As much as I like the pan de waffle — especially the waffle slices that serve as bread for the ham-and-cheese sanguchito, a sandwich with a mochi-like chew — I love the standard pandebono buns even more. Squat, pale and translucent at the edges, where you can see the guava-jelly filling almost aching to burst from its confinement, the pandebono buns play both sides against each other, never fully committing to either the sweet or savory elements. It’s a tension, and a delight.

The perro caliente, or Colombia-style hot dog, dials up this tension even more. As you’d expect, there are multiple ways to dress a Colombian dog, but La Poteria Local’s version plays up the pineapple sauce, a condiment that supplements the fruit’s natural sweetness with added sugar. Interlocking lines of pineapple sauce, garlic mayo and mayo-ketchup slither across the surface of the all-beef dog, adding their own commentary to the dish, but the essential conflict is between the savory link and the sweet pineapple sauce, the front lines shifting with each bite. The battle is also internal, at least for me: You either embrace this candied dog, or you don’t. I embraced it in the moment — you know, love the one you’re with — but I’m not sure I’d adopt it full time.

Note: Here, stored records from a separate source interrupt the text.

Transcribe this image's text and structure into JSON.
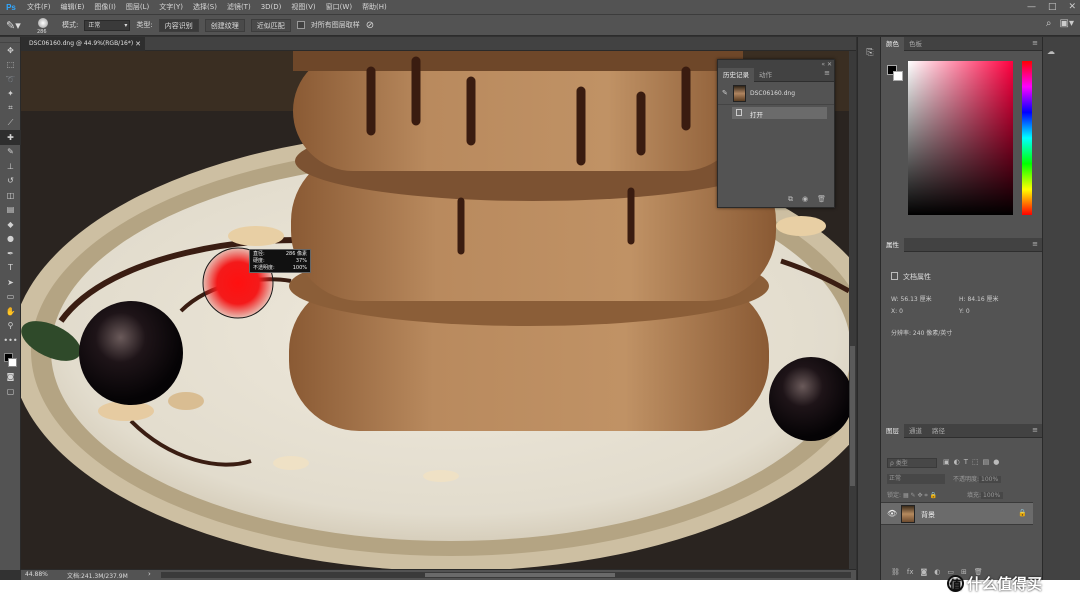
{
  "app": {
    "logo": "Ps"
  },
  "menubar": {
    "items": [
      "文件(F)",
      "编辑(E)",
      "图像(I)",
      "图层(L)",
      "文字(Y)",
      "选择(S)",
      "滤镜(T)",
      "3D(D)",
      "视图(V)",
      "窗口(W)",
      "帮助(H)"
    ],
    "window_controls": [
      "—",
      "□",
      "✕"
    ]
  },
  "options": {
    "brush_size": "286",
    "mode_label": "模式:",
    "mode_value": "正常",
    "type_label": "类型:",
    "type_buttons": [
      "内容识别",
      "创建纹理",
      "近似匹配"
    ],
    "sample_all_label": "对所有图层取样"
  },
  "document": {
    "tab_title": "DSC06160.dng @ 44.9%(RGB/16*)",
    "zoom": "44.88%",
    "doc_info": "文档:241.3M/237.9M"
  },
  "brush_tooltip": {
    "rows": [
      {
        "label": "直径:",
        "value": "286 像素"
      },
      {
        "label": "硬度:",
        "value": "37%"
      },
      {
        "label": "不透明度:",
        "value": "100%"
      }
    ]
  },
  "history_panel": {
    "tabs": [
      "历史记录",
      "动作"
    ],
    "snapshot_name": "DSC06160.dng",
    "steps": [
      "打开"
    ]
  },
  "color_panel": {
    "tabs": [
      "颜色",
      "色板"
    ],
    "hue_accent": "#ff0040"
  },
  "properties_panel": {
    "tab": "属性",
    "doc_title": "文档属性",
    "w_label": "W:",
    "w_value": "56.13 厘米",
    "h_label": "H:",
    "h_value": "84.16 厘米",
    "x_label": "X:",
    "x_value": "0",
    "y_label": "Y:",
    "y_value": "0",
    "resolution": "分辨率: 240 像素/英寸"
  },
  "layers_panel": {
    "tabs": [
      "图层",
      "通道",
      "路径"
    ],
    "filter_placeholder": "ρ 类型",
    "blend_mode": "正常",
    "opacity_label": "不透明度:",
    "opacity_value": "100%",
    "lock_label": "锁定:",
    "fill_label": "填充:",
    "fill_value": "100%",
    "layers": [
      {
        "name": "背景"
      }
    ]
  },
  "watermark": {
    "text": "什么值得买",
    "badge": "值"
  }
}
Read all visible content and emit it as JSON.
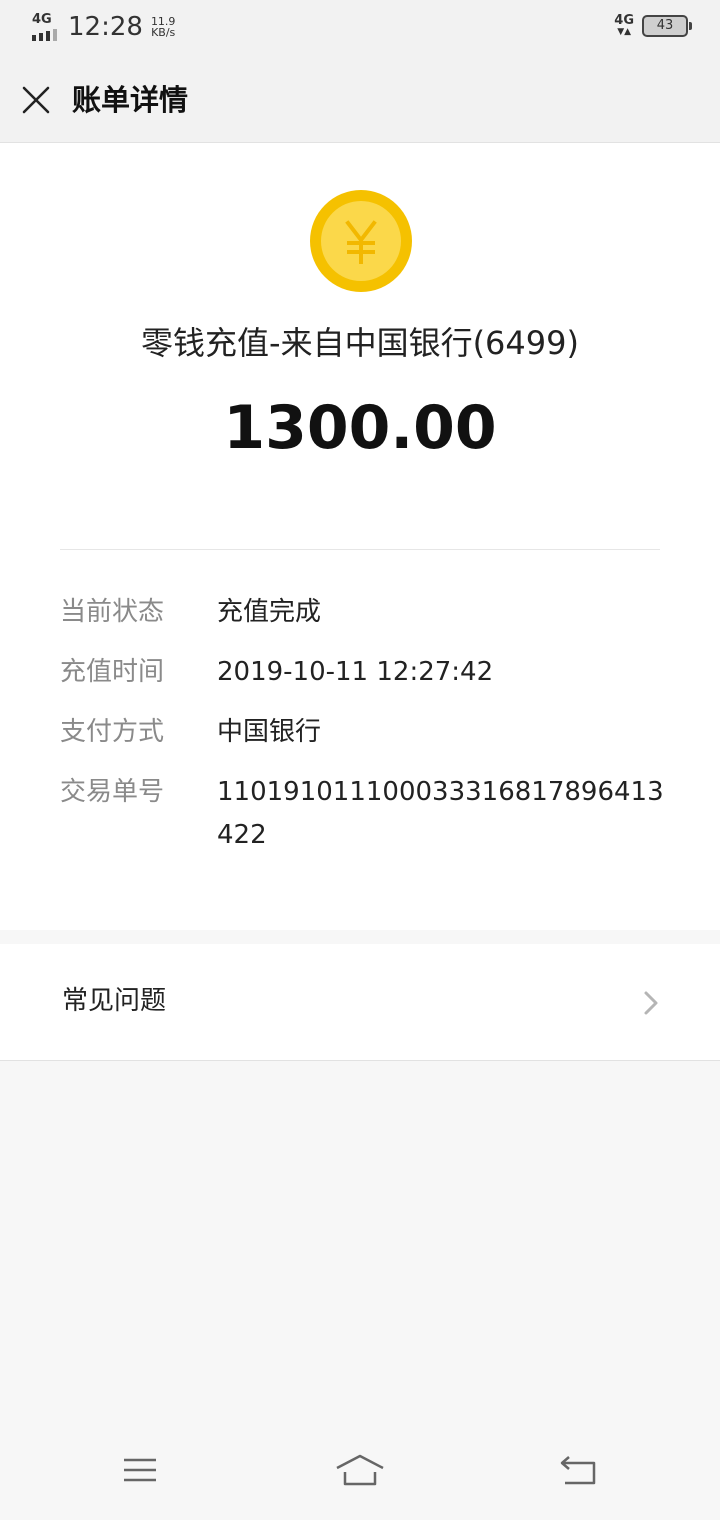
{
  "status_bar": {
    "network_left": "4G",
    "time": "12:28",
    "speed_value": "11.9",
    "speed_unit": "KB/s",
    "network_right": "4G",
    "battery": "43"
  },
  "header": {
    "close_icon": "close-icon",
    "title": "账单详情"
  },
  "transaction": {
    "icon": "yuan-coin-icon",
    "icon_colors": {
      "outer": "#f5c100",
      "inner": "#fbd84a",
      "glyph": "#f2b800"
    },
    "title": "零钱充值-来自中国银行(6499)",
    "amount": "1300.00"
  },
  "details": [
    {
      "label": "当前状态",
      "value": "充值完成"
    },
    {
      "label": "充值时间",
      "value": "2019-10-11 12:27:42"
    },
    {
      "label": "支付方式",
      "value": "中国银行"
    },
    {
      "label": "交易单号",
      "value": "110191011100033316817896413422"
    }
  ],
  "faq": {
    "label": "常见问题",
    "icon": "chevron-right-icon"
  },
  "system_nav": {
    "menu_icon": "menu-icon",
    "home_icon": "home-icon",
    "back_icon": "back-icon"
  }
}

La Poteria Local’s arepa toast is one of those mash-ups that I should have seen coming from 1,000 miles away, a merger of Colombian tradition with avocado toast, an age-old dish that gained celebrity status when Gwyneth Paltrow and everyone else grasped its inherent beauty on the socials. When confronted with arepa toast at the table, I wasn’t sure exactly how to attack it. It’s an arepa that identifies as pizza: The thin, griddled corn-flour base is slathered with mashed avocados, sprinkled with grated cheese and shredded hard-boiled eggs, then finished with chipotle mayo and pico de gallo. The first time I ordered the dish, I tried to eat it with plastic cutlery. It was an exercise in delayed gratification, as I attempted to saw through the arepa with inadequate tools.

The second time I ordered arepa toast, an employee suggested I eat it with my hands. I don’t want to oversell this shift, but I saw the dish in a new light. Not only was the arepa toast easy to devour, but eating with your hands adds another sensual pleasure to the meal: As you lift the loaded arepa to your mouth, your fingers come in contact with the rough, pebbly surface of the flatbread. The tactile experience generates something close to ASMR tingles. As I alternated between arepa toast and soursop smoothie, the past and present commingling in ways I could barely catalogue, I felt a contentment rush over me, a momentary easing of worry and stress.

It’s a moment that we all search for in restaurants, and I had found it — at Pote’s place.

La Poteria Local

19116 Montgomery Village Ave., Montgomery Village, Md.; 240-477-6636; lapoterialocal.com.

Hours: 7 a.m. to 7 p.m. daily.

Prices: $2.50 to $10.50 for all items on the menu, except family packs and bags of coffee.